FIRST: I am not going to defend US participation in the wars you reference; however, a liberal estimate of the total dollar cost of the two wars is approximately $1.5 trillion over the last 12 years (ref. http://nationalpriorities.org/cost-of/ ). If we assume that every cent of this was borrowed (an unrealistic and unfair assumption), this $1.5 trillion still represents less than 9% of the $17 trillion national debt. Therefore, your assertion that the “massive bulk” of the debt is attributable to the wars is yet another talking point that is FACTUALLY WRONG.

A further point that could be made is that the single largest holder of the debt is the Social Security Trust Fund and Federal Disability Insurance Trust Fund, holding $2.764 trillion in US treasury notes.

SECOND: I think that what we do about the debt matters more at this point than how we got here.
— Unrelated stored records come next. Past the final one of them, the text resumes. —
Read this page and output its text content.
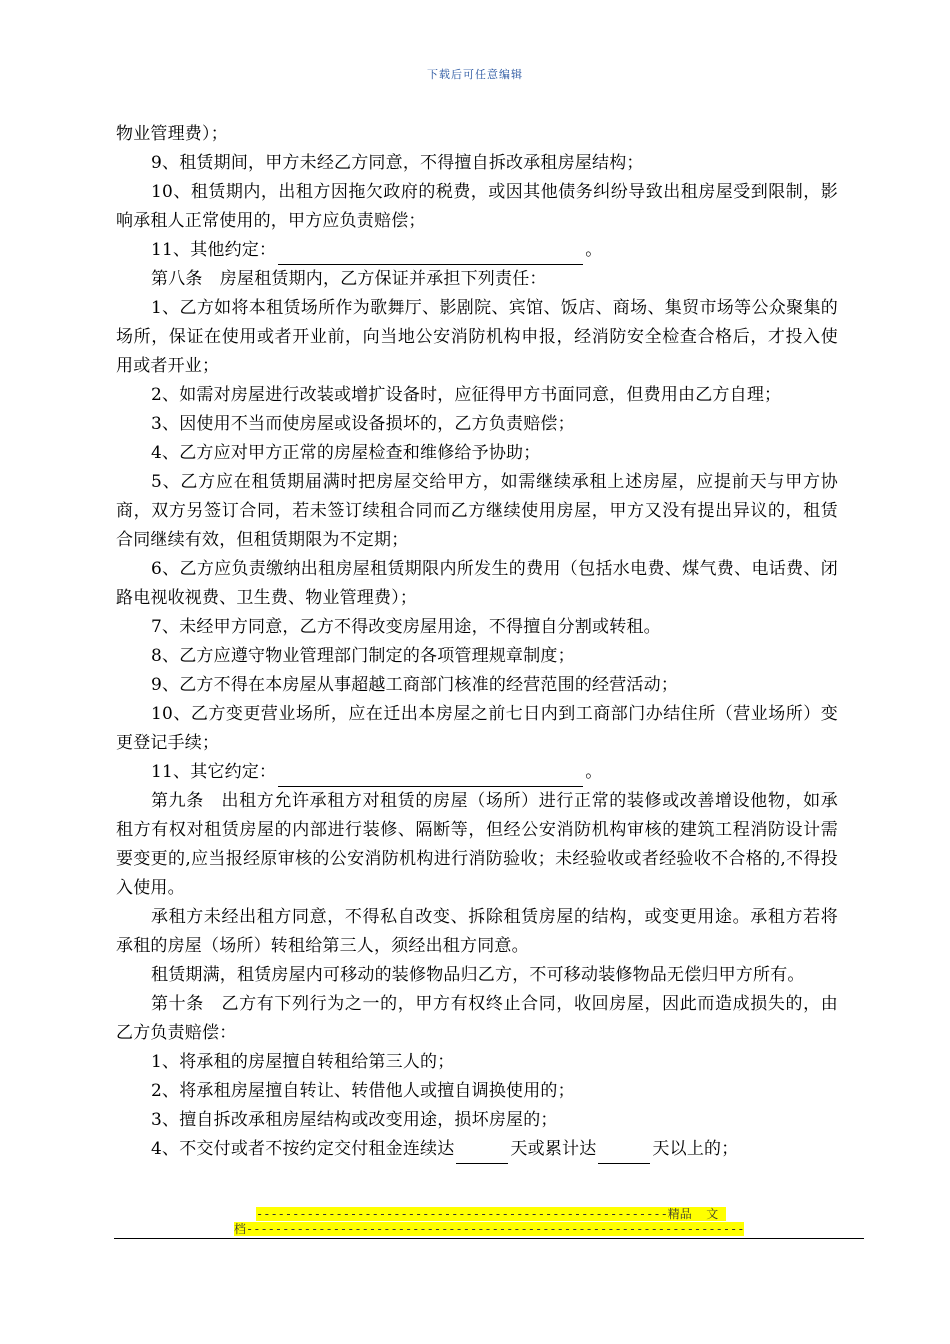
下载后可任意编辑

物业管理费）；

9、租赁期间，甲方未经乙方同意，不得擅自拆改承租房屋结构；

10、租赁期内，出租方因拖欠政府的税费，或因其他债务纠纷导致出租房屋受到限制，影响承租人正常使用的，甲方应负责赔偿；

11、其他约定：	。

第八条　房屋租赁期内，乙方保证并承担下列责任：

1、乙方如将本租赁场所作为歌舞厅、影剧院、宾馆、饭店、商场、集贸市场等公众聚集的场所，保证在使用或者开业前，向当地公安消防机构申报，经消防安全检查合格后，才投入使用或者开业；

2、如需对房屋进行改装或增扩设备时，应征得甲方书面同意，但费用由乙方自理；

3、因使用不当而使房屋或设备损坏的，乙方负责赔偿；

4、乙方应对甲方正常的房屋检查和维修给予协助；

5、乙方应在租赁期届满时把房屋交给甲方，如需继续承租上述房屋，应提前天与甲方协商，双方另签订合同，若未签订续租合同而乙方继续使用房屋，甲方又没有提出异议的，租赁合同继续有效，但租赁期限为不定期；

6、乙方应负责缴纳出租房屋租赁期限内所发生的费用（包括水电费、煤气费、电话费、闭路电视收视费、卫生费、物业管理费）；

7、未经甲方同意，乙方不得改变房屋用途，不得擅自分割或转租。

8、乙方应遵守物业管理部门制定的各项管理规章制度；

9、乙方不得在本房屋从事超越工商部门核准的经营范围的经营活动；

10、乙方变更营业场所，应在迁出本房屋之前七日内到工商部门办结住所（营业场所）变更登记手续；

11、其它约定：	。

第九条　出租方允许承租方对租赁的房屋（场所）进行正常的装修或改善增设他物，如承租方有权对租赁房屋的内部进行装修、隔断等，但经公安消防机构审核的建筑工程消防设计需要变更的,应当报经原审核的公安消防机构进行消防验收；未经验收或者经验收不合格的,不得投入使用。

承租方未经出租方同意，不得私自改变、拆除租赁房屋的结构，或变更用途。承租方若将承租的房屋（场所）转租给第三人，须经出租方同意。

租赁期满，租赁房屋内可移动的装修物品归乙方，不可移动装修物品无偿归甲方所有。

第十条　乙方有下列行为之一的，甲方有权终止合同，收回房屋，因此而造成损失的，由乙方负责赔偿：

1、将承租的房屋擅自转租给第三人的；

2、将承租房屋擅自转让、转借他人或擅自调换使用的；

3、擅自拆改承租房屋结构或改变用途，损坏房屋的；

4、不交付或者不按约定交付租金连续达	天或累计达	天以上的；

---------------------------------------------------------精品  文
档---------------------------------------------------------------------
The basic solution is obvious; we must CUT SPENDING and STOP BORROWING. The size and scope of the federal government must be drastically reduced. We started down a path of unsustainable government growth over 100 years ago with the birth of the progressive movement, and this trend must now be completely reversed very rapidly.

From your comment it seems your proposal is to conquer our debt problem by more borrowing of huge amounts of money. This certainly seems to be the direction that our Congress and President agreed to last night. How do you expect this is going to work???